Here’s one thing I was told (and often): “Sleep now, because you won’t be sleeping once the baby comes.” Yeah, dumbest thing I’ve ever heard. You can’t bank sleep, only catch up on it. But that is typically the advice I was given as a first time dad.
For our story, we didn’t have a perfect first-time birth. There were several complications, and some of them came back to bight us in the months following. But we’re here, and we’re alive, we’re sane (sort of, haha), and we’re wiser. There were several lessons I had to learn on my own. In fact, when I shared one of my learned lessons with a guy I know who was about to have his first child, he responded, “Thank you. I haven’t heard that one before.”
That got me thinking that maybe some others can hopefully learn from the things I’ve learned. That’s what the Bible talks about in 2 Corinthians 1:4 when it says “[God the Father] comforts us in all our affliction, so that we may be able to comfort those who are in any affliction, with the comfort with which we ourselves are comforted by God.”
So here’s 4 lessons I’ve learned from becoming a dad.
- Take care of your wife. Sounds obvious right? But here’s the thing. When you have a baby, everything changes. Simple tasks aren’t that simple anymore. She’s deprived of sleep, energy, and usually needs some time to heal anyways (She just pushed a human out of her body, for crying out loud). It can look like:
- Doing the dishes
- doing the laundry
- getting the baby up, and bringing them to her so she can stay in bed.
- Inviting other moms over. This is one I wish I had done. It will be hugely encouraging to her to have other moms to talk to, even if only for a little while. And while it’s fantastic to have her mom over, I’m talking about also igniting young moms. Mothers that have gone through the same experience within the last five years.
- Take care of yourself. This also sounds obvious, but hear me out. You will be running ragged, adjusting to your new lifestyle. You will be way to tired. But in the middle of all that, you need to make sure to take care of yourself. If you don’t, eventually you won’t have anything to give to your wife and child. Take a short nap when you can. Maybe play your favorite video game for 30 minutes to unwind.
- Talk with wisdom. When you go out in public, a lot of people are going to ask how you are doing. What I would advise is to be careful with whom you share all the details. Obviously I’m not saying put yourself at medical risk by saying nothing. But if you’re having a really hard time and want to talk (yes gentlemen, you can talk with another guy about this), then do it with your very close friends. Go to your pastor, or better yet, invite them over for a brief visit.

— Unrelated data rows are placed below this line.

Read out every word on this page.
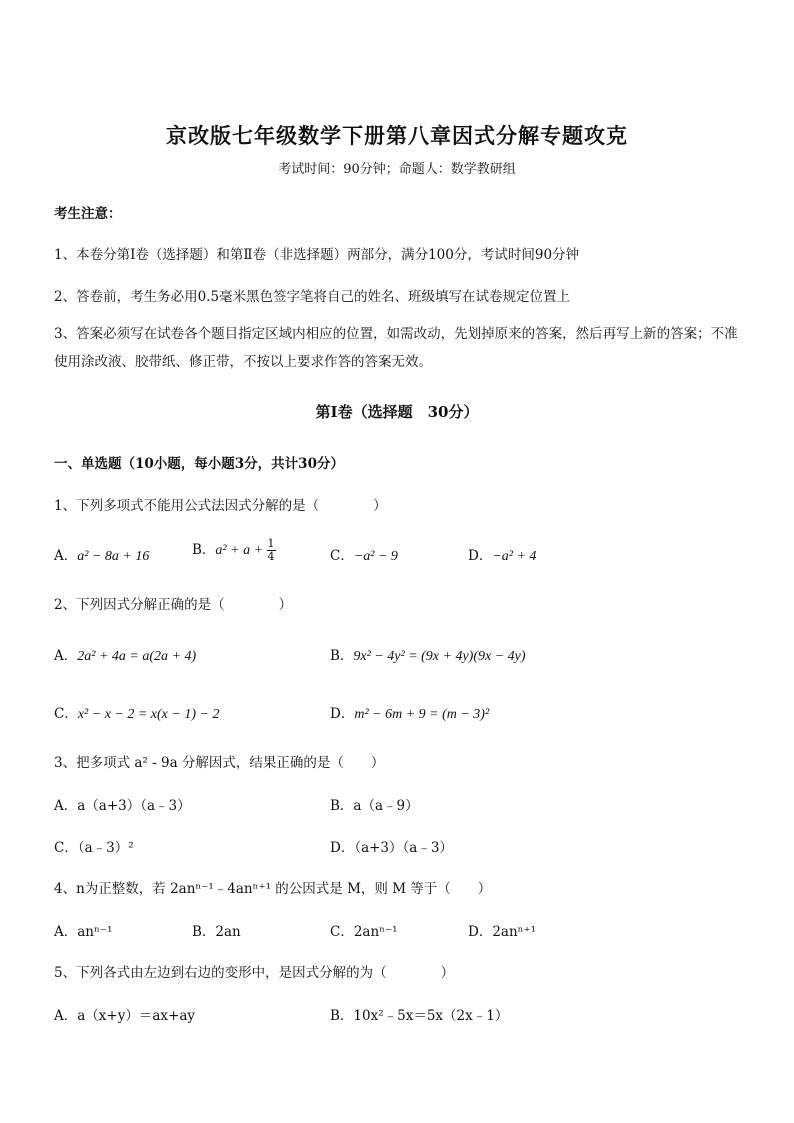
京改版七年级数学下册第八章因式分解专题攻克
考试时间：90分钟；命题人：数学教研组
考生注意：
1、本卷分第Ⅰ卷（选择题）和第Ⅱ卷（非选择题）两部分，满分100分，考试时间90分钟
2、答卷前，考生务必用0.5毫米黑色签字笔将自己的姓名、班级填写在试卷规定位置上
3、答案必须写在试卷各个题目指定区域内相应的位置，如需改动，先划掉原来的答案，然后再写上新的答案；不准使用涂改液、胶带纸、修正带，不按以上要求作答的答案无效。
第Ⅰ卷（选择题　30分）
一、单选题（10小题，每小题3分，共计30分）
1、下列多项式不能用公式法因式分解的是（　　　　）
A．a² − 8a + 16	B．$a^2 + a + \frac{1}{4}$	C．−a² − 9	D．−a² + 4
2、下列因式分解正确的是（　　　　）
A．2a² + 4a = a(2a + 4)	B．9x² − 4y² = (9x + 4y)(9x − 4y)
C．x² − x − 2 = x(x − 1) − 2	D．m² − 6m + 9 = (m − 3)²
3、把多项式 a² - 9a 分解因式，结果正确的是（　　）
A．a（a+3）（a﹣3）	B．a（a﹣9）
C．（a﹣3）²	D．（a+3）（a﹣3）
4、n为正整数，若 2anⁿ⁻¹﹣4anⁿ⁺¹ 的公因式是 M，则 M 等于（　　）
A．anⁿ⁻¹	B．2an	C．2anⁿ⁻¹	D．2anⁿ⁺¹
5、下列各式由左边到右边的变形中，是因式分解的为（　　　　）
A．a（x+y）＝ax+ay	B．10x²﹣5x＝5x（2x﹣1）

My point is, if you are having struggles, share it with the people that can actually help, that know you the best, and that truly care for you.

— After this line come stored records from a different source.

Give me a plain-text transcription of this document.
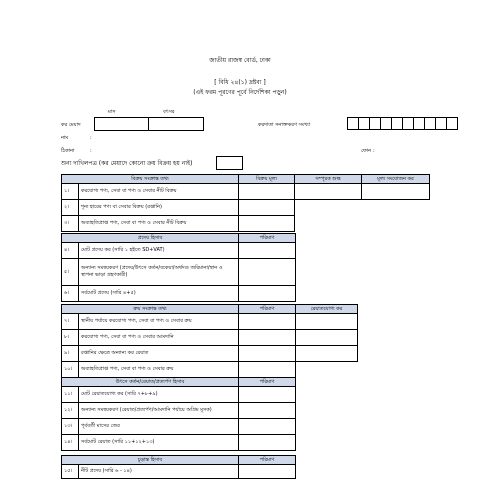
জাতীয় রাজস্ব বোর্ড, ঢাকা
[ বিধি ২৪(১) দ্রষ্টব্য ]
(এই ফরম পূরণের পূর্বে নির্দেশিকা পড়ুন)
মাস	বৎসর
কর মেয়াদ	করদাতা সনাক্তকরণ সংখ্যা
নাম	:
ঠিকানা	:	ফোন :
শুন্য দাখিলপত্র (কর মেয়াদে কোনো ক্রয় বিক্রয় হয় নাই)
বিক্রয় সংক্রান্ত তথ্য		বিক্রয় মূল্য	সম্পূরক শুল্ক	মূল্য সংযোজন কর
১।	করযোগ্য পণ্য, সেবা বা পণ্য ও সেবার নীট বিক্রয়			
২।	শূন্য হারের পণ্য বা সেবার বিক্রয় (রপ্তানি)			
৩।	অব্যাহতিপ্রাপ্ত পণ্য, সেবা বা পণ্য ও সেবার নীট বিক্রয়			
প্রদেয় হিসাব		পরিমাণ
৪।	মোট প্রদেয় কর (সারি ১ হইতে SD+VAT)	
৫।	অন্যান্য সমন্বয়করণ (প্রদেয়/উৎসে কর্তন/বকেয়া/অর্থদণ্ড জরিমানা/স্থান ও স্থাপনা ভাড়া গ্রহণকারী)	
৬।	সর্বমোট প্রদেয় (সারি ৪+৫)	
ক্রয় সংক্রান্ত তথ্য		পরিমাণ	রেয়াতযোগ্য কর
৭।	স্থানীয় পর্যায়ে করযোগ্য পণ্য, সেবা বা পণ্য ও সেবার ক্রয়		
৮।	করযোগ্য পণ্য, সেবা বা পণ্য ও সেবার আমদানি		
৯।	রপ্তানির ক্ষেত্রে অন্যান্য কর রেয়াত		
১০।	অব্যাহতিপ্রাপ্ত পণ্য, সেবা বা পণ্য ও সেবার ক্রয়		
উৎসে কর্তন/রেয়াত/প্রত্যর্পণ হিসাব		পরিমাণ
১১।	মোট রেয়াতযোগ্য কর (সারি ৭+৮+৯)	
১২।	অন্যান্য সমন্বয়করণ (রেয়াত/প্রত্যর্পণ/আমদানি পর্যায়ে অগ্রিম মূসক)	
১৩।	পূর্ববর্তী মাসের জের	
১৪।	সর্বমোট রেয়াত (সারি ১১+১২+১৩)	
চূড়ান্ত হিসাব		পরিমাণ
১৫।	নীট প্রদেয় (সারি ৬ - ১৪)	
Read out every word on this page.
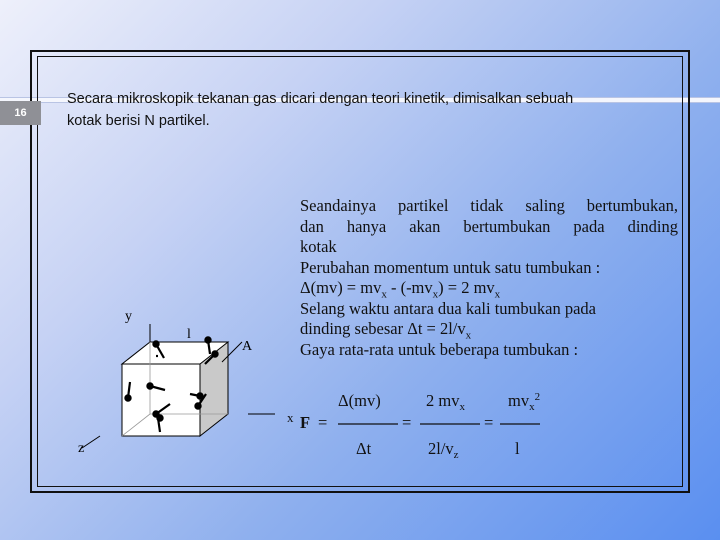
16
Secara mikroskopik tekanan gas dicari dengan teori kinetik, dimisalkan sebuah
kotak berisi N partikel.
y
l
A
z
Seandainya partikel tidak saling bertumbukan,
dan hanya akan bertumbukan pada dinding
kotak
Perubahan momentum untuk satu tumbukan :
$\Delta(mv) = mv_x - (-mv_x) = 2$ $mv_x$
Selang waktu antara dua kali tumbukan pada
dinding sebesar $\Delta t = 2l/v_x$
Gaya rata-rata untuk beberapa tumbukan :
x
Δ(mv)	2 $mv_x$	$mv_x^2$
F =	=	=
Δt	$2l/v_z$	l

- Have your Quiet Time. Wish I was more consistent with this when our daughter was born, because I felt my need for God more then than I ever have before. You need God, bro. You will totally burn out if you ignore Him. It’s not guaranteed to be easy, but He will give you strength to get through it.

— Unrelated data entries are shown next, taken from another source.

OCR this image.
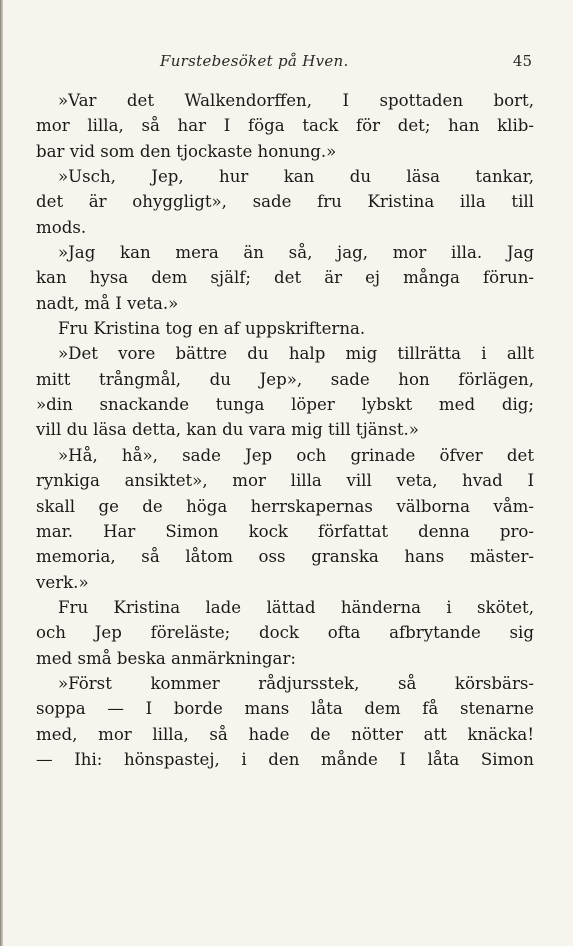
Furstebesöket på Hven.	45
»Var det Walkendorffen, I spottaden bort,
mor lilla, så har I föga tack för det; han klib-
bar vid som den tjockaste honung.»
»Usch, Jep, hur kan du läsa tankar,
det är ohyggligt», sade fru Kristina illa till
mods.
»Jag kan mera än så, jag, mor illa. Jag
kan hysa dem själf; det är ej många förun-
nadt, må I veta.»
Fru Kristina tog en af uppskrifterna.
»Det vore bättre du halp mig tillrätta i allt
mitt trångmål, du Jep», sade hon förlägen,
»din snackande tunga löper lybskt med dig;
vill du läsa detta, kan du vara mig till tjänst.»
»Hå, hå», sade Jep och grinade öfver det
rynkiga ansiktet», mor lilla vill veta, hvad I
skall ge de höga herrskapernas välborna våm-
mar. Har Simon kock författat denna pro-
memoria, så låtom oss granska hans mäster-
verk.»
Fru Kristina lade lättad händerna i skötet,
och Jep föreläste; dock ofta afbrytande sig
med små beska anmärkningar:
»Först kommer rådjursstek, så körsbärs-
soppa — I borde mans låta dem få stenarne
med, mor lilla, så hade de nötter att knäcka!
— Ihi: hönspastej, i den månde I låta Simon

I would highly recommend Pastor James MacDonald’s Act Like Men devotional*. I think it’s the best devotional for men in part because it’s actually written for men. Short chapters, short paragraphs, plenty of examples, and biblical truth that cuts to the heart. Also, it’s 40 days long, so it will get you through the first month and a half of having a newborn.
“If you are having struggles, share it with the people that can actually help, that know you the best, and that truly care for you.”